TVシリーズ、旧劇、新劇特にシン劇場版のそれぞれのレイの描かれ方は微妙に異なっていて、そのどれもがミステリアスな魅力を放っているが、個人的には旧劇での人類補完計画遂行における器であり、個々の魂を導く(ワルキューレのように)役であり、最終的に保管計画の行く末を委ねられたシンジと溶け合っていたレイ、同時に巨大化して羽を拡げ月を掲げる姿に、神話的・元型的イメージの頂点を見るように思う。そこには元型的な女性像であるイヴ(ラテン語ではエヴァ)を呼び覚ます何ものかがある(ストーリー上でレイと繋がりがあるのはむしろリリスであり、神話で最初の女性とされるのもリリスのほうだが、これも諸説入り乱れているので深入りしないことをオススメする)。

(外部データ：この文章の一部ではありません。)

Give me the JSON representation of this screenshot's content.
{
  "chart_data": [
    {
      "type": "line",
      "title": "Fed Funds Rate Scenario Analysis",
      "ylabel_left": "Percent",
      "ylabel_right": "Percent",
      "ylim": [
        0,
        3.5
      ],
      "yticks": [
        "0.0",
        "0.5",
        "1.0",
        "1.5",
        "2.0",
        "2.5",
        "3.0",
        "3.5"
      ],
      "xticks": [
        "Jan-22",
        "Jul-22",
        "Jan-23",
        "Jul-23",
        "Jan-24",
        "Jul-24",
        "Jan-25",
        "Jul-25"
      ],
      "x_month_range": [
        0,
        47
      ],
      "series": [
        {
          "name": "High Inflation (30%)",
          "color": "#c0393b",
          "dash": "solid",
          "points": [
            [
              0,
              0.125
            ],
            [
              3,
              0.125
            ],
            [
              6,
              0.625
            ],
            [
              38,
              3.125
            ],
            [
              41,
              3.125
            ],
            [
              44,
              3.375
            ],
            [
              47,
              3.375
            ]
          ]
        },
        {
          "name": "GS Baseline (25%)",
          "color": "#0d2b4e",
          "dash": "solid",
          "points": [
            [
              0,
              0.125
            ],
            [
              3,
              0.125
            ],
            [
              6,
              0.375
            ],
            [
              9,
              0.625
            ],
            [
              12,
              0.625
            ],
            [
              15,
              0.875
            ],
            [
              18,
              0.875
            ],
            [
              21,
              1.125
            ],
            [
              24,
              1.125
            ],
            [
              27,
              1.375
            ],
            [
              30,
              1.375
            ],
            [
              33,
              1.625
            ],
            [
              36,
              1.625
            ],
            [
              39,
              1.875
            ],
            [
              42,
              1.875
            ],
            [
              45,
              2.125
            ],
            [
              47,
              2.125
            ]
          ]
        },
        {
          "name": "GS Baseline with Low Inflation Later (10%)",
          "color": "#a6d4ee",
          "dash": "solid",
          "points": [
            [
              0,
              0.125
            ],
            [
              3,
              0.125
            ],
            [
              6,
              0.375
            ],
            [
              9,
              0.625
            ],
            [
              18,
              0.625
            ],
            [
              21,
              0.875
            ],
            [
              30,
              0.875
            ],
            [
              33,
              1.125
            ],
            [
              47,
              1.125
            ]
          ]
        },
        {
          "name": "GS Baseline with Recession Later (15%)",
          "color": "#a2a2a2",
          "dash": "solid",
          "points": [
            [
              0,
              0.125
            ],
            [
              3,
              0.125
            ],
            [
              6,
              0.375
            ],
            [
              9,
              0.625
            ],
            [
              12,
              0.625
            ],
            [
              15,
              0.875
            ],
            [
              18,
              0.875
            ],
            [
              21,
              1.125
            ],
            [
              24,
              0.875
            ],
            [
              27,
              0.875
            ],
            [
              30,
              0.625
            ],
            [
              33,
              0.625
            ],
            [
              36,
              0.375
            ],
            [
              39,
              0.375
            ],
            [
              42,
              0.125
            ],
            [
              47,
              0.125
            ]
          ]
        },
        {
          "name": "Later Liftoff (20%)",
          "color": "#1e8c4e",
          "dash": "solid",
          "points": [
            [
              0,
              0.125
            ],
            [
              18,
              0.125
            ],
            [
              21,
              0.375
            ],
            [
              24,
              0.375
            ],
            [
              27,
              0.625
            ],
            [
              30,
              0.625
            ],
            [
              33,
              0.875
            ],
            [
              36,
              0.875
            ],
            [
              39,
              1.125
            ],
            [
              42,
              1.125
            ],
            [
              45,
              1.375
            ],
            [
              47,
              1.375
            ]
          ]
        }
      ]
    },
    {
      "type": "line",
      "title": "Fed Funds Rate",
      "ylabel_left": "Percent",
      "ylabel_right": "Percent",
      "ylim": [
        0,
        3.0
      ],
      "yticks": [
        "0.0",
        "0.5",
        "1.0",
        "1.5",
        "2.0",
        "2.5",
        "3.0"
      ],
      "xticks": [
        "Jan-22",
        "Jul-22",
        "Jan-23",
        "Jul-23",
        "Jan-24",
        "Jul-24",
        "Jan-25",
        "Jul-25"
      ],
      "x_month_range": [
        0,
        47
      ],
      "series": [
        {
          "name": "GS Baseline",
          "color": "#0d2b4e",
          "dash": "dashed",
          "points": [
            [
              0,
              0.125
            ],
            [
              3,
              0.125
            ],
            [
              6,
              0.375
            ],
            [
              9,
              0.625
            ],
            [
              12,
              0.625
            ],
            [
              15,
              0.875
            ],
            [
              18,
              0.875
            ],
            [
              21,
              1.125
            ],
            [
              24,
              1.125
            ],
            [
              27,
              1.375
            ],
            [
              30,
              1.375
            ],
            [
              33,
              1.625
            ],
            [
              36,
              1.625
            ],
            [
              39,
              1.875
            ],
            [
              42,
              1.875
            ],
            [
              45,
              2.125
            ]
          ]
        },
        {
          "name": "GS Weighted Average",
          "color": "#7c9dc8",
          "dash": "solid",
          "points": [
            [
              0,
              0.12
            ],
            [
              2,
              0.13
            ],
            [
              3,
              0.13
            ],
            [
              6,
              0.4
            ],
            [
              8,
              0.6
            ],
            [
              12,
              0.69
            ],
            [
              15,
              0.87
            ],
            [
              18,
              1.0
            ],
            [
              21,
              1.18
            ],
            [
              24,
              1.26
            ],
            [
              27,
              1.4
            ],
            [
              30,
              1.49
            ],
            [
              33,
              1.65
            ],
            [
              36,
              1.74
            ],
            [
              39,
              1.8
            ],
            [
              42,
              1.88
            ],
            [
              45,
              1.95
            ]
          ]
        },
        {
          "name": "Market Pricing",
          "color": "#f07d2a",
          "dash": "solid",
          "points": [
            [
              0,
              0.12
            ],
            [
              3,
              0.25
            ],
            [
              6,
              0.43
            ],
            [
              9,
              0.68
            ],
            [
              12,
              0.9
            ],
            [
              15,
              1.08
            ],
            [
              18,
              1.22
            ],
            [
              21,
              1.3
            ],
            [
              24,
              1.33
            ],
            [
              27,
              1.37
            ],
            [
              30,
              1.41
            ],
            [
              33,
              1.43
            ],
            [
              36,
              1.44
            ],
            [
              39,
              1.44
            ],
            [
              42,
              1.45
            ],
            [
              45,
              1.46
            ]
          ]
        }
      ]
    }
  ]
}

冒頭に挙げたマライ氏の記事でも「しばしば現世的に理想化されながら語られる古代宗教の「大地母神」なるものの核心って実はこんな感じなのではないか? と思わせぬでもないあたりが素晴らしい。」と書かれているのが、自分が感じた神話的・元型的イメージと近いものがあると受け止めた。

後世の心理学者神話学者たちにはぜひ綾波レイという存在の分析研究をしてもらいたいものである。オイディプス的に解釈すれば「性交可能な母親の分身の発明」と捉えられるだろうが、それを更に遡る「根源的願望」たる人類補完計画の器となる存在、人類を神話へと進化させる女神の化身、新世代の大地母神、まだまだ新たな考察は可能だろう。そしてそこには、エヴァンゲリオンという物語全体の神話的かつ心理学的な女性性の元型的表現を一身に引き受けた林原めぐみの名前も刻まれることだろう。

林原めぐみのエヴァ関連歌唱についてもいつかまとめたいナ。